I am writing in regards to Jim Scheef’s “Circuit Rider” column in the November 2010 issue of dacs.doc. In his column Mr. Scheef writes:

“Lately, every election seems to be the most important ever and while that may sound trite, it is true this time again. From the news and all the advertising on television, you would think this election is about taxes and big government. Well, you would be wrong. This election is about the Supreme Court. Back in January, the Justices nominated by Bush 43, who pledged they would abide by settled law and would not be “activists on the bench”, overturned nearly a century of precedent and ruled that corporations have the same rights to political speech as an individual.”

This is false; the Supreme Court’s ruling in Citizens United did not overturn a “century of precedent” as Mr. Scheef contends… As Linda Greenhouse explained in her New York Time blog on January 27, 2010, the Court’s decision doesn’t reverse a century of law:

“The law that Congress enacted in the populist days of the early 20th century prohibited direct corporate contributions to political campaigns. That law was not at issue in the Citizens United case, and is still on the books. Rather, the court struck down a more complicated statute that barred corporations and unions from spending money directly from their treasuries — as opposed to their political action committees — on television advertising to urge a vote for or against a federal candidate in the period immediately before the election.”

All the Court did in Citizens United was strike down a provision of the McCain-Feingold campaign finance reform law, which was enacted roughly 10 years ago. It did not change the century old rules prohibiting corporate contributions directly to political campaigns.

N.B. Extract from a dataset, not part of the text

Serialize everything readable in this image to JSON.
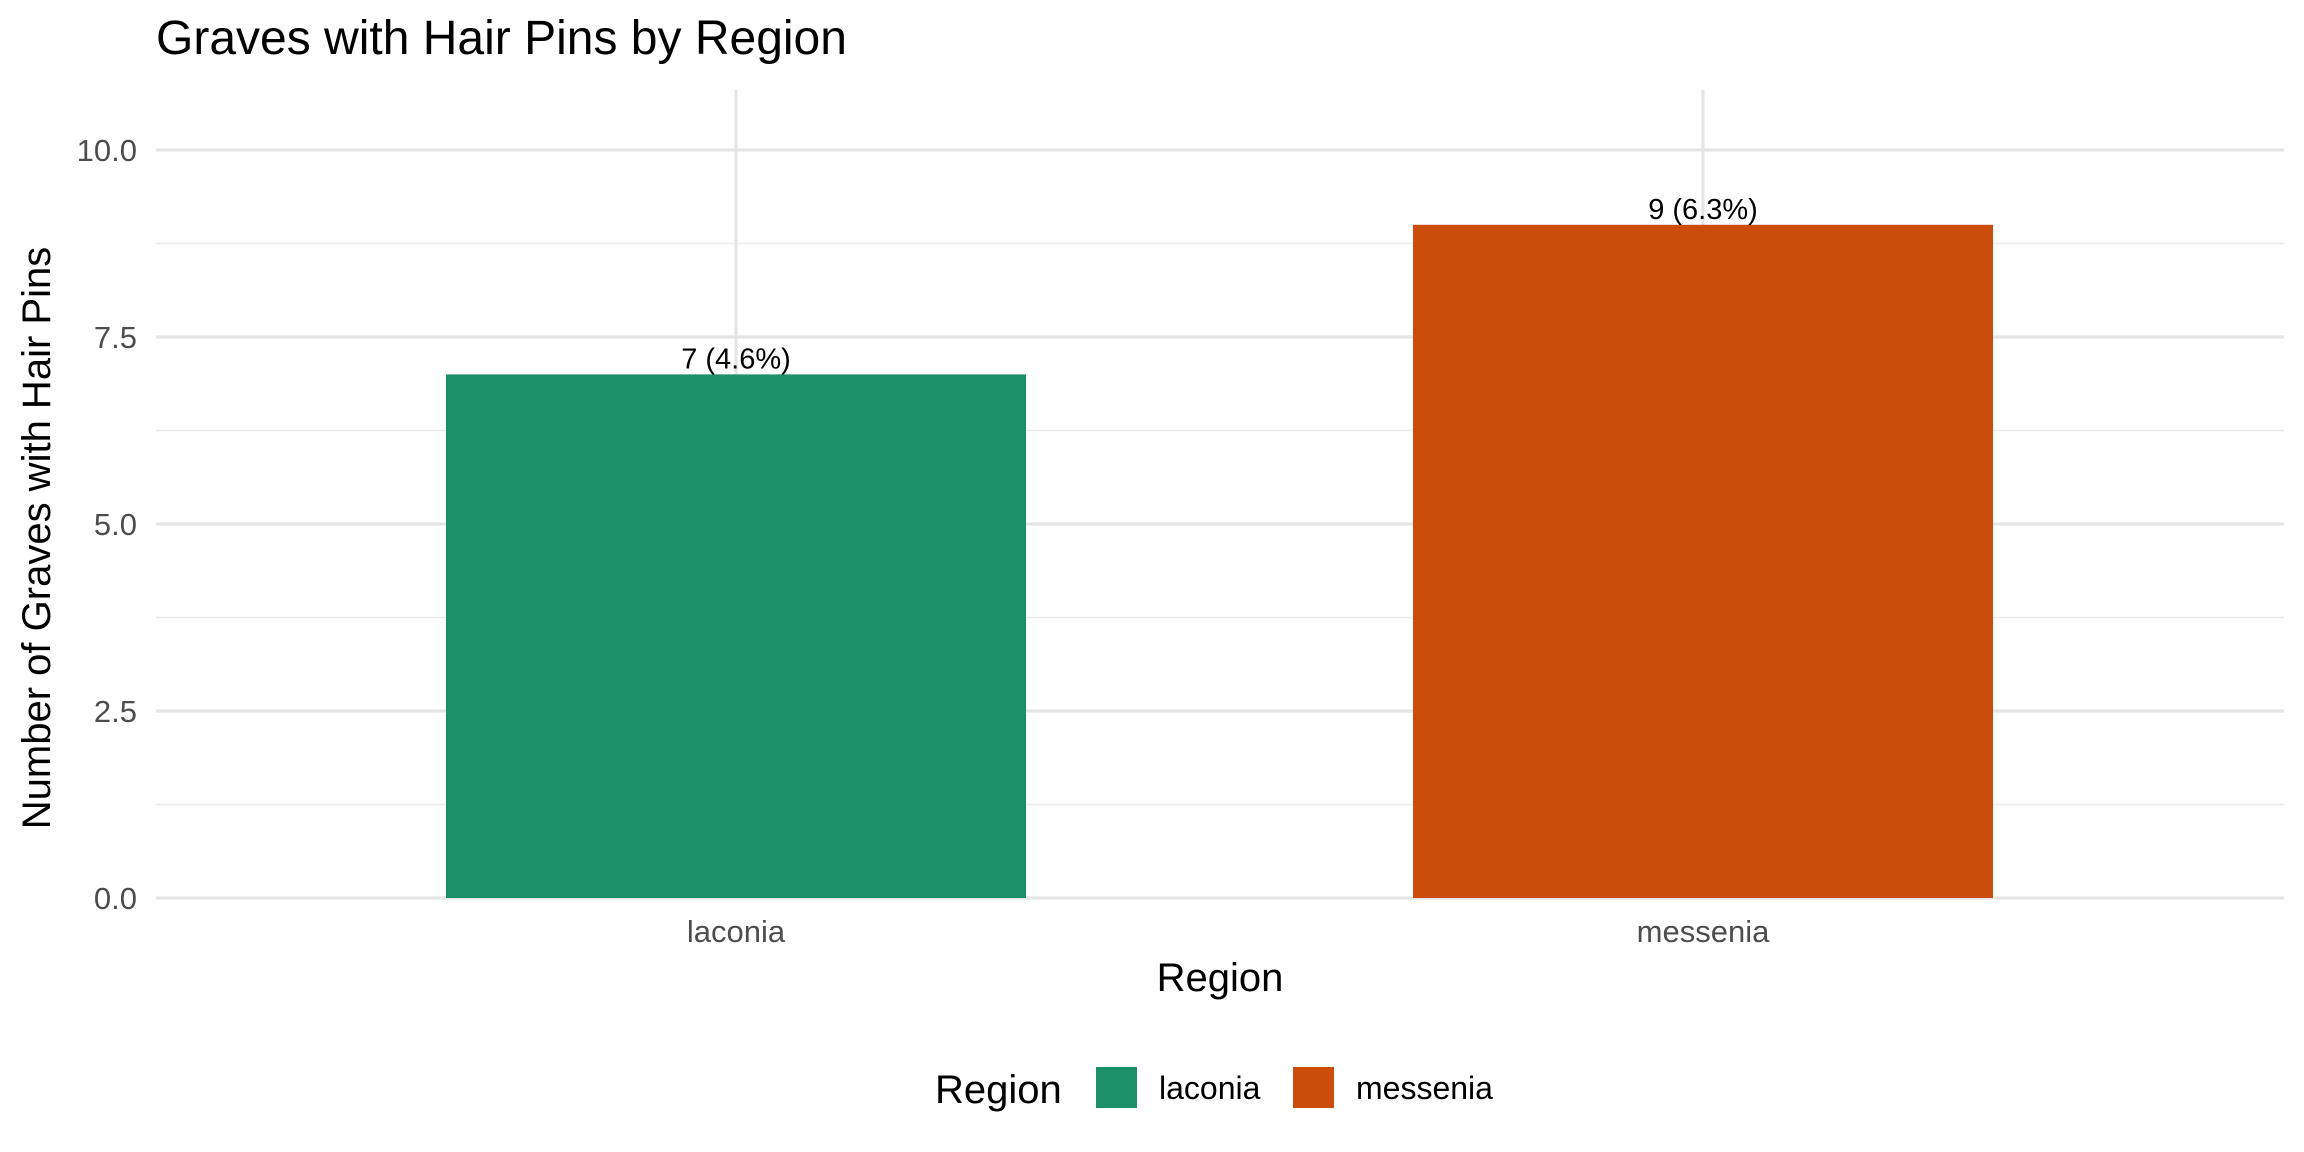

The only issue addressed by the Court in Citizens United was whether corporations -- or labor unions for that matter could broadcast “electioneering communications” -- radio or television ads that mention a candidate within 60 days of a general election or within thirty days of a primary election.

It’s also worth noting the Court previously overturned provisions of the same law in McConnell v. Federal Election Commission (2003) and Federal Election Commission v.Wisconsin Right to Life, Inc. (2007).

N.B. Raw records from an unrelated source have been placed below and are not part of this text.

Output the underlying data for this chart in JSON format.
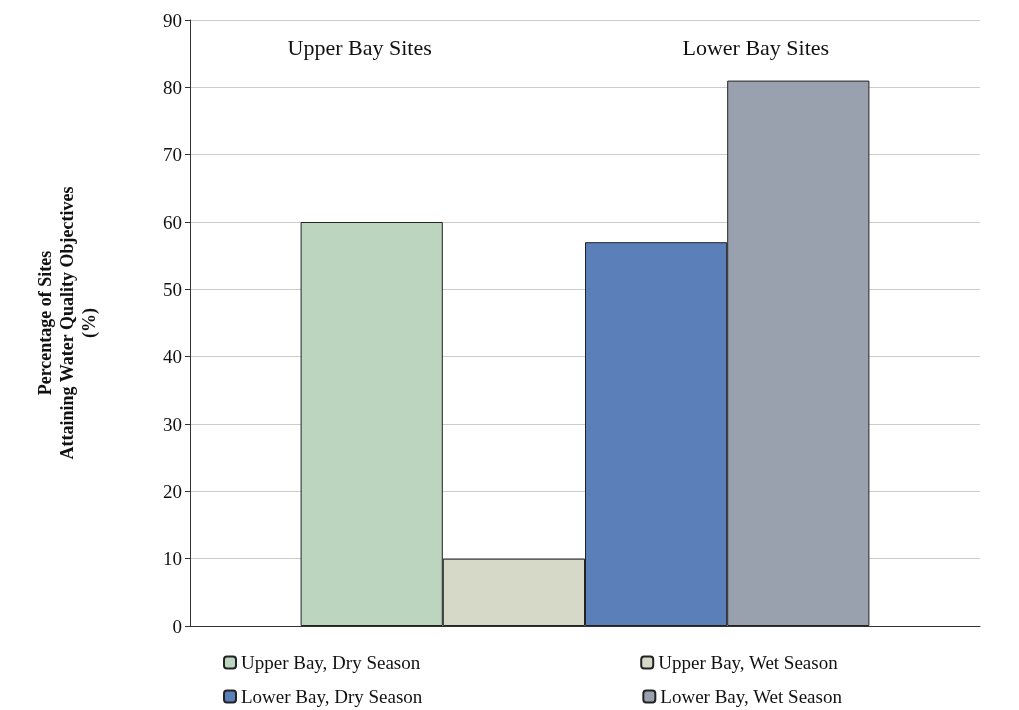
{
  "chart_data": {
    "type": "bar",
    "ylabel": "Percentage of Sites\nAttaining Water Quality Objectives\n(%)",
    "categories": [
      null
    ],
    "series": [
      {
        "name": "Upper Bay, Dry Season",
        "color": "#bcd5bf",
        "values": [
          60
        ]
      },
      {
        "name": "Upper Bay, Wet Season",
        "color": "#d6d8c8",
        "values": [
          10
        ]
      },
      {
        "name": "Lower Bay, Dry Season",
        "color": "#5b7fb9",
        "values": [
          57
        ]
      },
      {
        "name": "Lower Bay, Wet Season",
        "color": "#9aa1ae",
        "values": [
          81
        ]
      }
    ],
    "ylim": [
      0,
      90
    ],
    "yticks": [
      0,
      10,
      20,
      30,
      40,
      50,
      60,
      70,
      80,
      90
    ],
    "grid": "y",
    "legend": "bottom",
    "annotations": [
      "Upper Bay Sites",
      "Lower Bay Sites"
    ]
  }
}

I doubt the Court’s decision in Citizens United will have much of an impact on elections. Contrary to popular belief McCain-Feingold did not remove so called special interest money from politics; it just moved it further into the shadows by forcing corporations and labor unions to hide behind hard to identify political action committees (PACs) and 527 groups rather than spending directly (and transparently) from their treasuries.